Alejandro will communicate with Amy about the "output" & "interest-output" distinction
Colin will attempt to stream (or wheatever its called) the interest.json
if time allows, Colin will attempt a visualization
  • Alejandro question: can we start a large crawl soon?

Postprocessor update

  • John sent it to Colin, and

New Scope Document that we should use in future: https://docs.google.com/spreadsheets/d/1oYA1dkNvvsz_J5xlhl0_1NrayHbVo2E3W-FTZccL8nA/edit#gid=1838968997

Action Items

  1. John to feed the post-processor the same data again (the output from the twitter and domain crawler) and feed it a different scope based on the tab "formatted_for_Mediacat" in this spreadsheet: https://docs.google.com/spreadsheets/d/1oYA1dkNvvsz_J5xlhl0_1NrayHbVo2E3W-FTZccL8nA/edit#gid=1838968997. Please let us know what data won't transfer to the post-processing scope. This output should be passed to Colin, or communicate roadblocks.

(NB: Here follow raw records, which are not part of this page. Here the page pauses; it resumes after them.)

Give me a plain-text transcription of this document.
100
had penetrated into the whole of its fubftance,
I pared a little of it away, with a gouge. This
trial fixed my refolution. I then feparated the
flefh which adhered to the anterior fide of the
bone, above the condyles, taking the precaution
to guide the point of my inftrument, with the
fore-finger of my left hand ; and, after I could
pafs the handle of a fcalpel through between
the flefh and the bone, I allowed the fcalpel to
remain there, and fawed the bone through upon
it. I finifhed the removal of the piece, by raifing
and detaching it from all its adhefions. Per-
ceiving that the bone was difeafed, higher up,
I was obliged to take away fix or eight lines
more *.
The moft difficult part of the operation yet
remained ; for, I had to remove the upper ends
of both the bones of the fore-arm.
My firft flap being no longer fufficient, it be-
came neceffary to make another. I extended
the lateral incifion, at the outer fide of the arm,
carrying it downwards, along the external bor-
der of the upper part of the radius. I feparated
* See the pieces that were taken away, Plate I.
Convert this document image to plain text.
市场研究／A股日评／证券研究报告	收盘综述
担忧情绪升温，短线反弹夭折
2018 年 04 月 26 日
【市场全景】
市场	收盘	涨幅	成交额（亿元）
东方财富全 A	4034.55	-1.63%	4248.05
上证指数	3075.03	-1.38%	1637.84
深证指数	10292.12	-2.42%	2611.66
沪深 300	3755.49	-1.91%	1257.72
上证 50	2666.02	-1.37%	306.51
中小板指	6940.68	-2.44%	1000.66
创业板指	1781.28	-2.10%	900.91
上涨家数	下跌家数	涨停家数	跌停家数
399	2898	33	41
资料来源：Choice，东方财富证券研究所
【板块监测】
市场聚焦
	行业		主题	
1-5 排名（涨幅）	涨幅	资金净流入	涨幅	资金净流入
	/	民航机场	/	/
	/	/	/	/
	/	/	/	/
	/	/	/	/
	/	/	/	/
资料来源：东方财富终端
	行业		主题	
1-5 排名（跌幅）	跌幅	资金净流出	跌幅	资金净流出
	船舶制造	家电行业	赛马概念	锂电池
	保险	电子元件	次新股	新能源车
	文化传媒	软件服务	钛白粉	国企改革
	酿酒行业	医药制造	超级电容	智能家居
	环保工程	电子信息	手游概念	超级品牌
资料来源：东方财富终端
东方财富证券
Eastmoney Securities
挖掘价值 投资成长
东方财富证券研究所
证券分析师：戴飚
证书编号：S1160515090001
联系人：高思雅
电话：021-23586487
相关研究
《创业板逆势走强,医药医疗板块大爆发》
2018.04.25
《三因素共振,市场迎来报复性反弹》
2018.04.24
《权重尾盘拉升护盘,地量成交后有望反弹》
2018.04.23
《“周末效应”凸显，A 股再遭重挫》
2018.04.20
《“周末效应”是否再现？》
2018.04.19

  2. John to review the python script here: https://github.com/UTMediaCAT/mediacat-frontend/blob/master/utils/postprocessing_stacked_area_chart_single_domain_crawl.ipynb and try to run it agains the output from the twitter and domain crawler. We assume that June has built an alternative to the post-processor, and want to see the output. This output should be passed to Colin, or communicate roadblocks.

  3. Colin to try making graphs based on output.json (force vector diagram) and interest-output.json (??). Just the twitter output might be an interesting diagram.

  4. John is also re-running a full crawl with the full scope and taking down some data points about how fast (slow) it is.